“De longues queues devant les banques sont devenues très courantes ces dernières semaines avec la réouverture progressive des succursales, presque toutes fermées début février après la participation du personnel au mouvement de désobéissance civile appelant à la fin du régime militaire”, écrit Frontier Myanmar.
Cette reprise parcellaire des services fait suite aux avertissements de la Banque centrale, début mars. Environ au même moment, une lettre émanant supposément de la junte a fuité en ligne. Il y était question de menaces envers les banques privées suggérant le transfert forcé de leurs avoirs en cas de fermeture prolongée.
Une situation déstabilisante pour les clients, dont la confiance dans le secteur privé bancaire est en chute rapide, poursuit le journal.
Retraits limités
Certes, explique-t-il, le mouvement de désobéissance civile, auquel de nombreux employés ont pris part, a bousculé le secteur, mais les inquiétudes des clients concernent moins le mouvement contre la junte que les politiques contre-productives de la Banque centrale.
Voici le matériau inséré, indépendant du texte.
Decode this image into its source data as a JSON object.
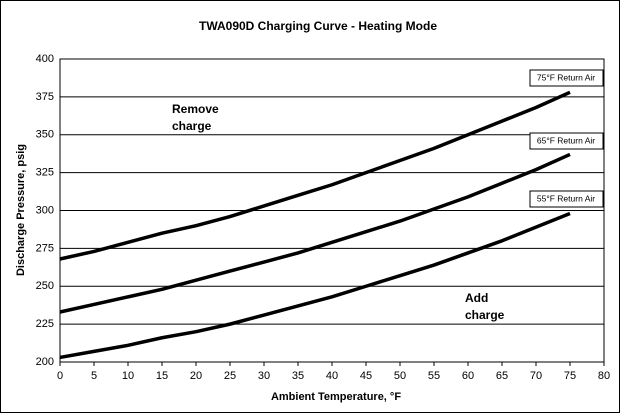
{
  "chart_data": {
    "type": "line",
    "title": "TWA090D Charging Curve - Heating Mode",
    "x_label": "Ambient Temperature, °F",
    "y_label": "Discharge Pressure, psig",
    "x": [
      0,
      5,
      10,
      15,
      20,
      25,
      30,
      35,
      40,
      45,
      50,
      55,
      60,
      65,
      70,
      75
    ],
    "series": [
      {
        "name": "75°F Return Air",
        "color": "#000000",
        "values": [
          268,
          273,
          279,
          285,
          290,
          296,
          303,
          310,
          317,
          325,
          333,
          341,
          350,
          359,
          368,
          378
        ]
      },
      {
        "name": "65°F Return Air",
        "color": "#000000",
        "values": [
          233,
          238,
          243,
          248,
          254,
          260,
          266,
          272,
          279,
          286,
          293,
          301,
          309,
          318,
          327,
          337
        ]
      },
      {
        "name": "55°F Return Air",
        "color": "#000000",
        "values": [
          203,
          207,
          211,
          216,
          220,
          225,
          231,
          237,
          243,
          250,
          257,
          264,
          272,
          280,
          289,
          298
        ]
      }
    ],
    "annotations": [
      {
        "text": "Remove charge"
      },
      {
        "text": "Add charge"
      }
    ],
    "xlim": [
      0,
      80
    ],
    "xticks": [
      0,
      5,
      10,
      15,
      20,
      25,
      30,
      35,
      40,
      45,
      50,
      55,
      60,
      65,
      70,
      75,
      80
    ],
    "ylim": [
      200,
      400
    ],
    "yticks": [
      200,
      225,
      250,
      275,
      300,
      325,
      350,
      375,
      400
    ],
    "grid": true
  }
}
Ainsi, malgré la grève de leurs employés, les institutions bancaires ont garni les distributeurs automatiques, permettant des retraits jusqu’à 1 million de kyats par jour (environ 530 euros). Les transferts par mobile étant également possibles, évitant ainsi le recours à l’argent liquide.
Une option qui a disparu quand la junte a coupé l’accès à Internet à toutes les personnes non connectées par la fibre.
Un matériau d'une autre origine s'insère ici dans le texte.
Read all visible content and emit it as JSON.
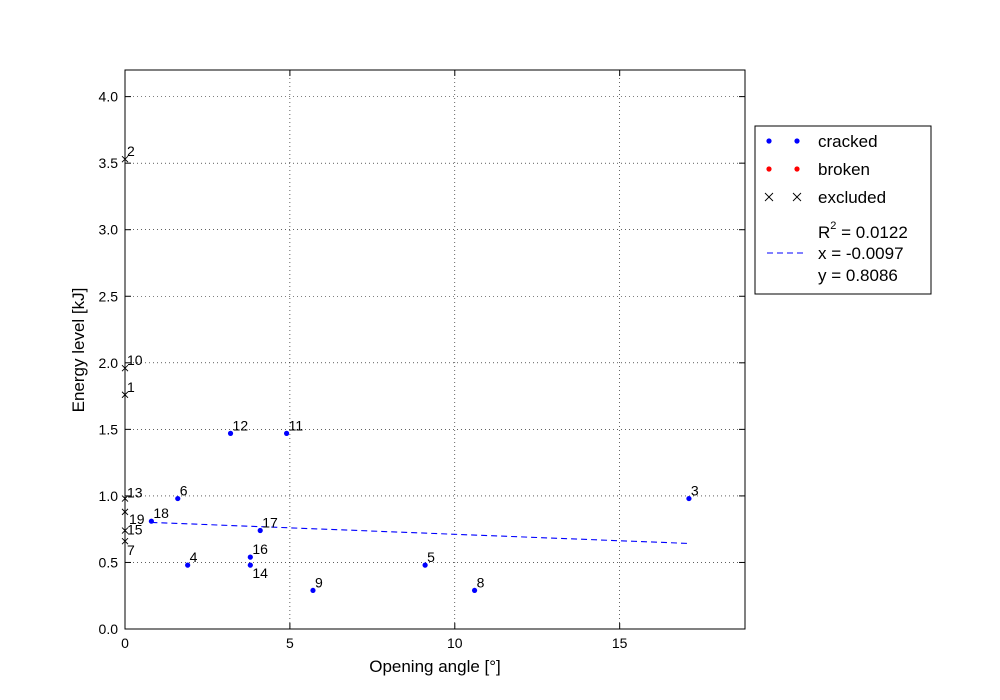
{
  "chart_data": {
    "type": "scatter",
    "xlabel": "Opening angle [°]",
    "ylabel": "Energy level [kJ]",
    "xlim": [
      0,
      18.8
    ],
    "ylim": [
      0,
      4.2
    ],
    "xticks": [
      0,
      5,
      10,
      15
    ],
    "xtick_labels": [
      "0",
      "5",
      "10",
      "15"
    ],
    "yticks": [
      0.0,
      0.5,
      1.0,
      1.5,
      2.0,
      2.5,
      3.0,
      3.5,
      4.0
    ],
    "ytick_labels": [
      "0.0",
      "0.5",
      "1.0",
      "1.5",
      "2.0",
      "2.5",
      "3.0",
      "3.5",
      "4.0"
    ],
    "grid": true,
    "legend_position": "outside-right",
    "colors": {
      "cracked": "#0000ff",
      "broken": "#ff0000",
      "excluded": "#000000",
      "fit": "#0000ff"
    },
    "series": [
      {
        "name": "cracked",
        "marker": "dot",
        "points": [
          {
            "label": "3",
            "x": 17.1,
            "y": 0.98
          },
          {
            "label": "4",
            "x": 1.9,
            "y": 0.48
          },
          {
            "label": "5",
            "x": 9.1,
            "y": 0.48
          },
          {
            "label": "6",
            "x": 1.6,
            "y": 0.98
          },
          {
            "label": "8",
            "x": 10.6,
            "y": 0.29
          },
          {
            "label": "9",
            "x": 5.7,
            "y": 0.29
          },
          {
            "label": "11",
            "x": 4.9,
            "y": 1.47
          },
          {
            "label": "12",
            "x": 3.2,
            "y": 1.47
          },
          {
            "label": "14",
            "x": 3.8,
            "y": 0.48
          },
          {
            "label": "16",
            "x": 3.8,
            "y": 0.54
          },
          {
            "label": "17",
            "x": 4.1,
            "y": 0.74
          },
          {
            "label": "18",
            "x": 0.8,
            "y": 0.81
          }
        ]
      },
      {
        "name": "broken",
        "marker": "dot",
        "points": []
      },
      {
        "name": "excluded",
        "marker": "x",
        "points": [
          {
            "label": "1",
            "x": 0.0,
            "y": 1.76
          },
          {
            "label": "2",
            "x": 0.0,
            "y": 3.53
          },
          {
            "label": "7",
            "x": 0.0,
            "y": 0.66
          },
          {
            "label": "10",
            "x": 0.0,
            "y": 1.96
          },
          {
            "label": "13",
            "x": 0.0,
            "y": 0.98
          },
          {
            "label": "15",
            "x": 0.0,
            "y": 0.74
          },
          {
            "label": "19",
            "x": 0.0,
            "y": 0.88
          }
        ]
      }
    ],
    "fit_line": {
      "x_range": [
        0.8,
        17.1
      ],
      "slope": -0.0097,
      "intercept": 0.8086,
      "r_squared_label": "0.0122",
      "legend_lines": [
        "x = -0.0097",
        "y = 0.8086"
      ]
    }
  }
}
Chute de la valeur du kyat
À défaut de ces transferts électroniques, le recours au retrait demeure la seule option. En pratique, la majorité des banques n’autorise des retraits que pour des montant inférieurs à 1 million de kyats. Par ailleurs, les entreprises demandent des paiements en liquide, ce qui aggrave encore plus la situation.
Un autre facteur expliquant la demande pour des liquidités s’explique par la chute de la valeur du kyat contre le dollar. Le kyat a ainsi perdu en trois mois 18 % face au dollar. “Les gens retirent de l’argent de leurs comptes pour acheter de l’or ou des dollars, un investissement pour se prémunir contre la faiblesse du kyat.”
Confiance rompue
Résultat, non seulement la solvabilité des banques et la sécurité de l’épargne sont remises en cause, mais l’attitude récente de la Banque centrale menace également la vie privée des clients. Ainsi, le 19 mars, elle a ordonné aux banques privées de lui fournir la liste des clients possédant des coffres, une information confidentielle.
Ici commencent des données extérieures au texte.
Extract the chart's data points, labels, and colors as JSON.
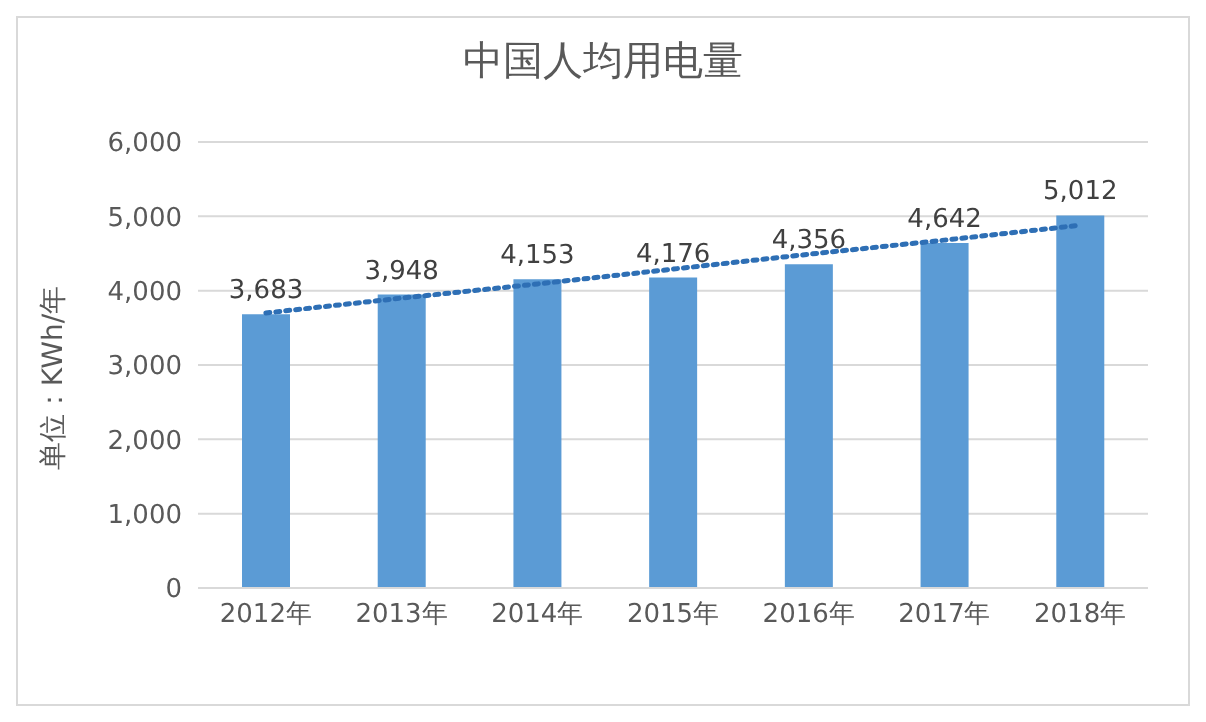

“Des évolutions qui remettent en cause les efforts considérables mis en œuvre pour redonner confiance dans les banques”, conclut le journal.
Le développement du secteur bancaire a été une des priorités du gouvernement de l’ancien président Thein Sein à partir de 2011, ouvrant le marché aux banques étrangères. Un développement qui s’est poursuivi sous le gouvernement civil d’Aung San Suu Kyi jusqu’au coup d’État du 1er février.